Snow and ice warnings are in place today across the north.
Winds will touch gale force today in some coastal areas and rain will persist as heavy showers or in more prolonged periods.
Yellow warnings are in place for Dalganachan, Halkirk, Ullapool, Dingwall, Cassley, Scardroy and Glen Affric Youth Hostel.
Ferry misery continues with operator CalMac today catching up on yesterday’s disruptions.
All of its 28 routes bar six suffered alerts and disruptions.
Sailings to South Uist and the Small Isles were cancelled yesterday as were Mallaig-Armadale and Berneray – Leverburgh.
Extra sailings are planned for some routes today with CalMac advice to check before travelling.
Caution was advised on the Skye, Kessock and Dornoch bridges yesterday where high wind warnings were in place.
Yesterday’s wet and blustery conditions combined with high tides caused localised flooding in the Highlands yesterday morning.
In Dornie, residents were surprised to see the waters of Loch Long lapping across the road almost to the houses along the shore.
Due to the particularly high tide, the water overran the retaining wall.
The flood caused disruptions to the school run, operated by Kyle company Skyeways.
Mhairi MacRae from Skyeways said the flooding was due to the exceptionally high tide.
She said: “Thankfully that was the only route that we came across flooding.”
Relentless rain in the Outer Hebrides saw water flooding some causeways, including that of Baleshare in North Uist, making it impassable for several hours.
No other causeways were closed across the islands.
Flood alerts remained in force on the islands, while flood warnings were in force across Orkney.
They are currently in force in Moray, for Spey Viaduct to Spey Bay, due to the high spring tides and storm surges.
Low lying properties and roads in Kingston and Garmouth are at risk, including the B9015 Kingston Road according to Sepa flood maps, which predict coastal flooding around the times of the high tides over the next few days.

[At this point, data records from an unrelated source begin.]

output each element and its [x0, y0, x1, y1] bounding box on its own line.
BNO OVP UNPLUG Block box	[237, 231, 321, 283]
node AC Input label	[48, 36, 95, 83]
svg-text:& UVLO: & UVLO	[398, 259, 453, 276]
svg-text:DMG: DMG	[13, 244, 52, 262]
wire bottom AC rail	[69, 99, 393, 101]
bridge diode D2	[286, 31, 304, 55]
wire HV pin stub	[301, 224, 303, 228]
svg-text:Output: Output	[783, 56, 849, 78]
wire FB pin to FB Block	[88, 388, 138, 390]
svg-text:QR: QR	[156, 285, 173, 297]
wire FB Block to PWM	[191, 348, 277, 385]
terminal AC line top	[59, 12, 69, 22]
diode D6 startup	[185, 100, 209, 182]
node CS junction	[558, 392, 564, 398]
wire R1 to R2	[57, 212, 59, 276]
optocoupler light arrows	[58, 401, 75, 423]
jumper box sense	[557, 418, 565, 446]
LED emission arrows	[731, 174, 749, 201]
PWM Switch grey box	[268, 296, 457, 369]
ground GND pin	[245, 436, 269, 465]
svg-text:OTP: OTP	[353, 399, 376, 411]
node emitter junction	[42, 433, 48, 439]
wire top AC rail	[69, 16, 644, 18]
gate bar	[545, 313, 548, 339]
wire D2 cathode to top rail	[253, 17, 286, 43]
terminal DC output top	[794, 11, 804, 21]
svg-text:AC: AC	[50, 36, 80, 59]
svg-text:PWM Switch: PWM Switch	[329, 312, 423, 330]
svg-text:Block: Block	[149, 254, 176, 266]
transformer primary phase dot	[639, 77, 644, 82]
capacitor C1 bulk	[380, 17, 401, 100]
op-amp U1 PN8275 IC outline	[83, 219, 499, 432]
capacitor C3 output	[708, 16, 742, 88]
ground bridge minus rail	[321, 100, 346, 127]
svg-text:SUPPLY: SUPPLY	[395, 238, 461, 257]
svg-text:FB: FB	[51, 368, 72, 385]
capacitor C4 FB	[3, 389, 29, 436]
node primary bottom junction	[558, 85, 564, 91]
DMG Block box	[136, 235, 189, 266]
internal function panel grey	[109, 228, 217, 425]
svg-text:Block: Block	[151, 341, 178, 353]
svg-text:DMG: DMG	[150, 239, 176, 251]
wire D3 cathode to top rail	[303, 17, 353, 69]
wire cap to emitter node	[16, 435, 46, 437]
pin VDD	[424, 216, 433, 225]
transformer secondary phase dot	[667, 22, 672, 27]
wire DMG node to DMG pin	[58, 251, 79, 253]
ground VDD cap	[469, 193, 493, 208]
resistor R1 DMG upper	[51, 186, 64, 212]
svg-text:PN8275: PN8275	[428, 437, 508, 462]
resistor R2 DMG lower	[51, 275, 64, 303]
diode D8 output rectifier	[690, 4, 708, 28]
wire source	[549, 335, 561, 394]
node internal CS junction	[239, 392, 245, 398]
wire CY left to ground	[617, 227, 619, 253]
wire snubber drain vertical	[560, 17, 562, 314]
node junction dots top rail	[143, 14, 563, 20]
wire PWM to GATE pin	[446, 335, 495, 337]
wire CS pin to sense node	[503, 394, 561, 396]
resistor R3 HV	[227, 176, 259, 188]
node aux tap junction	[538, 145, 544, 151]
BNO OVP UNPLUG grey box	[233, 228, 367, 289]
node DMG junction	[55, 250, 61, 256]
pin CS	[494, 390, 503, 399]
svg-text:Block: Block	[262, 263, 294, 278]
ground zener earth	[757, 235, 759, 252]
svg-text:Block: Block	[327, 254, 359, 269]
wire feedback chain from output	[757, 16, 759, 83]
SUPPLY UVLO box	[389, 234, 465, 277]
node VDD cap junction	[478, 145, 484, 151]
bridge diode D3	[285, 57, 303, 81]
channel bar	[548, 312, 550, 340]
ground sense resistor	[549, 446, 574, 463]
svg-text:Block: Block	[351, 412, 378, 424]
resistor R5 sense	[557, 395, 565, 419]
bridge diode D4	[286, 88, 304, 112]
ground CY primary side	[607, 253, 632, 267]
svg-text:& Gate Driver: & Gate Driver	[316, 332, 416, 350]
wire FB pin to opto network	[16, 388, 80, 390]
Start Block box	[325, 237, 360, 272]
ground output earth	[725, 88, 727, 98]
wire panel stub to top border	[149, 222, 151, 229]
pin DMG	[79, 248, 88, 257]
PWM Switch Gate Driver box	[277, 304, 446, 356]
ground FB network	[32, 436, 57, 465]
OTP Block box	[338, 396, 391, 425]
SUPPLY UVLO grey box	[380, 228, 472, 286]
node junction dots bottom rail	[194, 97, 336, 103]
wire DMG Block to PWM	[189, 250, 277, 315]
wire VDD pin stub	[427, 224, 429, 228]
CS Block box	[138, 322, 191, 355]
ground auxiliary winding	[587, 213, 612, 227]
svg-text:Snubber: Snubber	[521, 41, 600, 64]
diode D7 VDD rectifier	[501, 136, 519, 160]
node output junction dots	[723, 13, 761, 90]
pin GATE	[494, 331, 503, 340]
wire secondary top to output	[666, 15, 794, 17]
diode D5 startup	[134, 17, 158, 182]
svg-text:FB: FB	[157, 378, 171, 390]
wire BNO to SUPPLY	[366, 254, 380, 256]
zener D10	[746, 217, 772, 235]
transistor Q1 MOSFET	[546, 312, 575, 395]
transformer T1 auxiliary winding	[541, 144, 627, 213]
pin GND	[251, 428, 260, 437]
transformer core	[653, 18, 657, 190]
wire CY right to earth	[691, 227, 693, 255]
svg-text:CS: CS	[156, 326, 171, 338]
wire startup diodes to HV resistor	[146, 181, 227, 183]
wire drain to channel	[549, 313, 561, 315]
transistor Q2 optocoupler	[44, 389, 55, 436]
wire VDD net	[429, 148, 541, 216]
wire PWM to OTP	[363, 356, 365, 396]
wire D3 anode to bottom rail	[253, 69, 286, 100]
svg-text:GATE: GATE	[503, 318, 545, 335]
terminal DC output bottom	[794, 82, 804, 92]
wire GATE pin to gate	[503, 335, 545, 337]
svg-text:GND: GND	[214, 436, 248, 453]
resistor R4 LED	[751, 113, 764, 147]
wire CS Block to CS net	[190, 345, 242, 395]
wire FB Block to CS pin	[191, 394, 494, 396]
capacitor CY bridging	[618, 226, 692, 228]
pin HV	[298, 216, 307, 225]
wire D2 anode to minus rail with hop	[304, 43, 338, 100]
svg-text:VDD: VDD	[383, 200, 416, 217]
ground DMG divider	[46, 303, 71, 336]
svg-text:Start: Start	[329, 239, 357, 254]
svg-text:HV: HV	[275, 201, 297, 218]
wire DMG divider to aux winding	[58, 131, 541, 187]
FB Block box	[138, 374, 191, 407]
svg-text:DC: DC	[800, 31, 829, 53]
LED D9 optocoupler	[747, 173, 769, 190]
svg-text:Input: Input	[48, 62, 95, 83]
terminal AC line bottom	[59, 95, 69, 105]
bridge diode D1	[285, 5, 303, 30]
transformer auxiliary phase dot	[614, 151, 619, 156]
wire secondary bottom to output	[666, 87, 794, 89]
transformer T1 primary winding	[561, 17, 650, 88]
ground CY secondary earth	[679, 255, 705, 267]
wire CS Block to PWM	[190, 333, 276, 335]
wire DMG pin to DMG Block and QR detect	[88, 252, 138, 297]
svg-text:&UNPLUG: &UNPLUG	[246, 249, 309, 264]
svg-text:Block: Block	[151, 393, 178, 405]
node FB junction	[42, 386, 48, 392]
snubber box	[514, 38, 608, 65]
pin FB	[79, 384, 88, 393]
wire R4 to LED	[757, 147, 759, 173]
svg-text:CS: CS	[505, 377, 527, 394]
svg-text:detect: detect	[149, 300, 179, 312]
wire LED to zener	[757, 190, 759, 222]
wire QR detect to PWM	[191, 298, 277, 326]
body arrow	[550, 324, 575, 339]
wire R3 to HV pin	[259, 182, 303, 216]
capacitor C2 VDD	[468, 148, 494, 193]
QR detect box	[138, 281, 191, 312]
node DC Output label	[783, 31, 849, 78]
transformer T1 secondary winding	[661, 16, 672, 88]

This afternoon Thursday will see the highest of the high tides this week.
The environment agency says flows in the River Spey are not too high at the moment, so the risk from the sea within the estuary could be more limited than previous events, when high tides have combined with high river flows.
The good news
The wild weather is not bad news for everyone – with snow sports enthusiasts and attractions expected to be counting their blessings.

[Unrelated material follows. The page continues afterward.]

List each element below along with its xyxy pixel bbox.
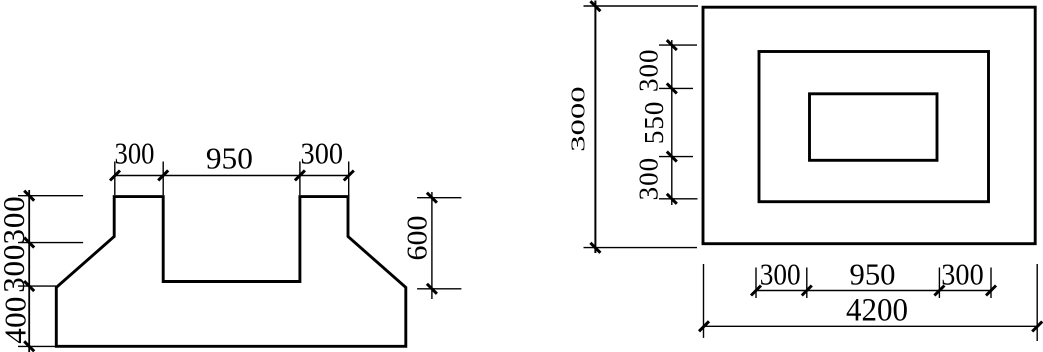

Good recent snowfall has benefited Cairngorm Mountain and despite high winds yesterday – gusting to 105mph at height and 50mph at base level – eight runs and three lifts were in operation.
Cairngorm Mountain Scotland reported: “Forecasts are looking very promising for snowfall to continue at all levels during the week.”
High winds did close Glencoe Mountain yesterday, but but operators are expecting further heavy snowfall today and overnight and plenty of opportunities to take to the slopes.
Nevis Mountain Range had to remove its gondola from service yesterday due to the strong winds but also expects better conditions in the days to come.
Respite from the high winds is forecast for Friday, with the Met Office saying it will be mainly dry with plenty of sunshine.
Unsettled conditions will return at the weekend before things turn generally calmer midweek.